Os crimes cometidos por agentes das forças de segurança eram apreciados apenas por uma Justiça própria, corporativa e nada transparente, favorecendo a impunidade.

Ao compilar dados de pesquisas da área da saúde sobre mortes violentas em São Paulo e no Rio de Janeiro durante a ditadura, o pesquisador e advogado Alberto Kopttike, diretor do Instituto Cidade Segura Kopttike, chegou a um resultado que desmonta a falsa imagem de controle e eficiência contra a criminalidade construída pelo regime civil-militar.

Segundo ele, o período entre 1965 e 1985 marca, na verdade, o início da epidemia de violência no Brasil, com grande explosão do número de homicídios e crimes contra a propriedade. Em São Paulo, por exemplo, a taxa de assassinatos cresceu 390% nesses anos.

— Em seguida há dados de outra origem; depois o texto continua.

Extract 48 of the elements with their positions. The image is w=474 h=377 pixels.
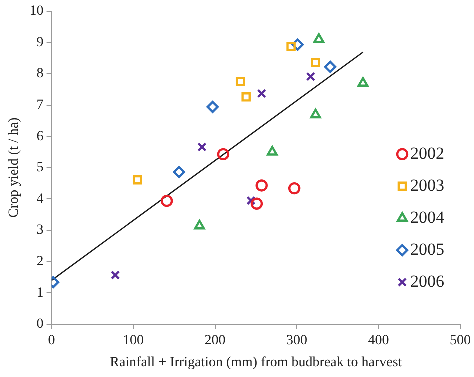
x-tick-label: 200 [204,333,226,348]
x-axis-title: Rainfall + Irrigation (mm) from budbreak to harvest [110,355,402,370]
point [236,77,246,86]
point [257,89,267,98]
x-tick-label: 0 [48,333,56,348]
point [217,148,230,161]
legend-label: 2003 [410,176,444,195]
point [306,72,316,82]
point [160,194,174,208]
y-tick-label: 9 [36,35,44,50]
point [173,166,186,178]
point [292,38,304,51]
point [110,270,120,280]
point [242,92,251,102]
legend-label: 2004 [410,208,445,227]
point [324,61,337,74]
y-tick-label: 7 [36,98,44,113]
point [286,42,296,52]
y-tick-label: 6 [36,129,44,144]
point [310,108,322,119]
point [198,142,207,152]
x-tick-label: 300 [286,333,308,348]
point [206,101,219,114]
y-tick-label: 10 [30,4,44,20]
y-tick-label: 2 [36,254,44,270]
point [246,196,256,206]
point [358,77,369,87]
legend-label: 2002 [410,144,444,163]
point [256,180,268,192]
x-tick-label: 100 [123,333,144,348]
point [267,146,278,156]
y-tick-label: 5 [36,160,44,176]
y-tick-label: 4 [36,192,44,207]
point [194,220,206,230]
y-tick-label: 1 [36,286,44,301]
point [132,175,142,185]
x-tick-label: 500 [450,333,471,348]
y-tick-label: 8 [36,66,44,82]
y-tick-label: 3 [36,223,44,238]
legend-label: 2005 [410,240,444,259]
y-axis-title: Crop yield (t / ha) [7,117,22,218]
x-tick-label: 400 [368,333,390,348]
point [314,33,325,44]
y-tick-label: 0 [36,317,44,332]
legend-label: 2006 [410,272,444,291]
point [311,58,320,68]
point [250,198,264,210]
point [288,182,301,195]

Segundo dados da Secretaria de Segurança Pública de São Paulo, entre 1999 e 2018, o índice teve queda de 83%.

Apesar de tudo isso, os grandes testamentos do regime civil-militar para a nova democracia brasileira são a Lei da Anistia de 1979 e o artigo 144 da Constituição de 1988, que trata da segurança pública e estabelece uma mera continuidade daquilo que havia no setor durante a ditadura.

“O negacionismo matricial foi a transição para a democracia, quando, por conta da correlação de forças, se decidiu pela não implantação da justiça de transição, jogando os cadáveres, as cinzas e a barbárie oficial para baixo do tapete”, afirma Soares.

Com índices de violência policial altíssimos, o Estado brasileiro falha em tomar as medidas necessárias para acabar com impunidade para execuções extrajudiciais, tortura, acobertamentos, e para quebrar o ciclo de violência que impede que a polícia proteja adequadamente os brasileiros”, avalia Maria Laura Canineu, diretora-executiva da Human Rights Watch no Brasil.

Sem responsabilizar os atores do regime nem expurgar os responsáveis por práticas ilegais das instituições, aponta Kopttike, o Brasil acabou contaminando a nova democracia com o DNA da ditadura.

Estudos apontam que países que não fizeram processos de justiça de transição correm mais risco de voltarem a viver sob ditaduras.